BCGs in Relaxed and Unrelaxed Halos

Using structured collections allows us to do more complicated analysis tasks with simulation particle data. To show what we mean, lets use a structured collection with halo properties and particles to do some comparisons between the galaxies in relaxed and unrelaxed halos.

Divide halos into relaxed and unrelaxed subsets
Look at their brightest cluster galaxies
Investigate the brightest cluster galaxy properties

Data Halo Properties Halo Particles

Tasks Select Filter Add Columns Evaluate

import opencosmo as oc
import numpy as np
import matplotlib.pyplot as plt
from pathlib import Path
data_root = Path("/global/cfs/cdirs/hacc/www/OpenCosmo/bcgs-in-halos")

Filtering for Halo Relaxation¶

Halo Relaxation

A relaxed dark matter halo is a halo that is in virial equilibrium. As such, it is stable, in a sense: you won’t see it contracting or expanding, and its density profile will be mostly smooth. Halos can become unrelaxed through violent events like mergers, which breaks virial equilibrium and create substantial substructure in the halo.

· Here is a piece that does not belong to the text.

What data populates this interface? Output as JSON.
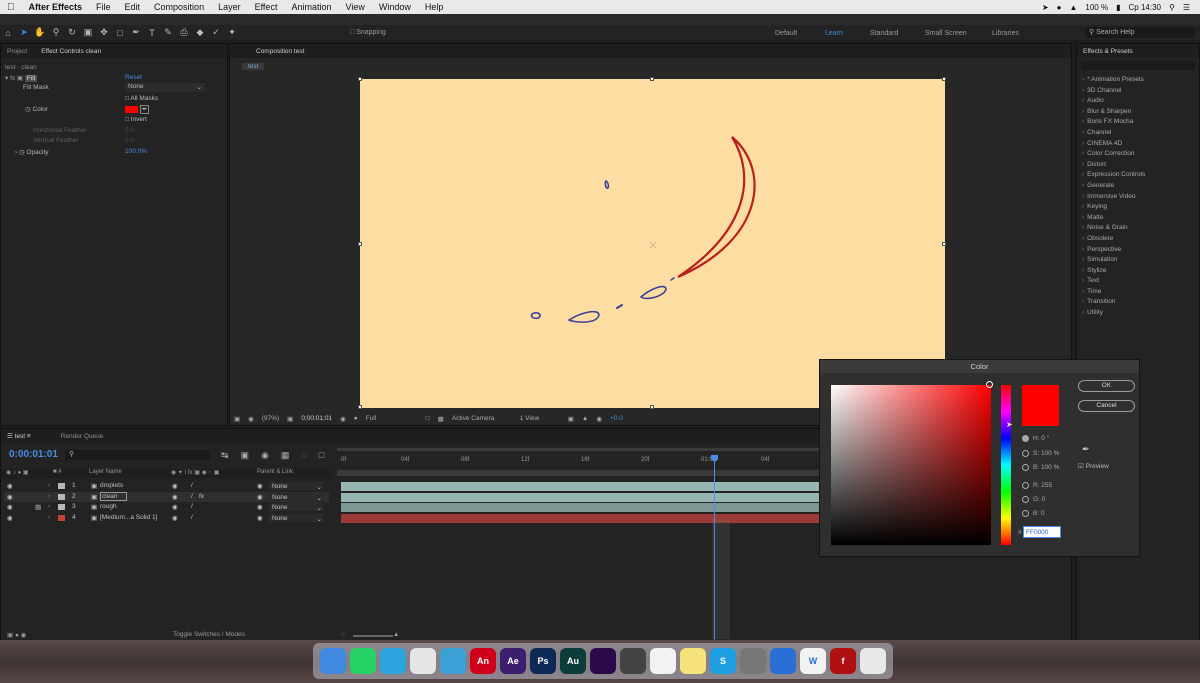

The typical way to determine if a halo is relaxed or not, is to look at the offset between the halo center of mass ( $r_{com}$ ) and the potential minimum of the halo ( $r_{min}$ ). A virialized object will have a low offset because the most massive objects will settle in the center of the halo. Meanwhile, if a halo is unrelaxed due to a merger, the offset will be larger. The exact criteria to call a halo relaxed is as follows, where $R_{200,c}$ is the virial radius of the halo:

0.07 > \frac{||r_{min} - r_{com}||}{R_{200,c}}

(1)

As always, let’s start by loading some data. The following line will load a file with both halo properties and particles. This creates a “Structured Collection” (for more see here), where OpenCosmo will automatically pair particles with their assigned halo, making the process of dealing with halo particles simple for the user.

ds = oc.open(data_root / 'halo_properties_particles.hdf5')

First, we have to make a new column with the offset between $r_{min}$ , the potential minimum, and $r_{com}$ , the center of mass. This can be done using .with_new_columns(). Note that we have to specify the dataset we want to add the column to. This is because the Structured Collection has combined a halo_properties dataset with multiple halo particle datasets (star_particles, gas_particles, etc.), and the column could be added to any of these datasets. We will add our column to the halo_properties dataset since the relaxation state is per-halo, rather than per-particle.

#make new column
dist_sqrd = ((oc.col('fof_halo_center_x') - oc.col('fof_halo_com_x'))**2 + 
             (oc.col('fof_halo_center_y') - oc.col('fof_halo_com_y'))**2 + 
             (oc.col('fof_halo_center_z') - oc.col('fof_halo_com_z'))**2 ) #compute distance squared
dist = dist_sqrd.sqrt()
offset = dist / oc.col('sod_halo_RVir') # divide by virial radius

#add to dataset
ds = ds.with_new_columns(dataset="halo_properties", r_offset = offset) #r_offset becomes the name of the column.

offset_3d()

If the above process is too long and clunky for your tastes, you can instead import and use the offset_3d function. Try using it to recreate the above column as practice!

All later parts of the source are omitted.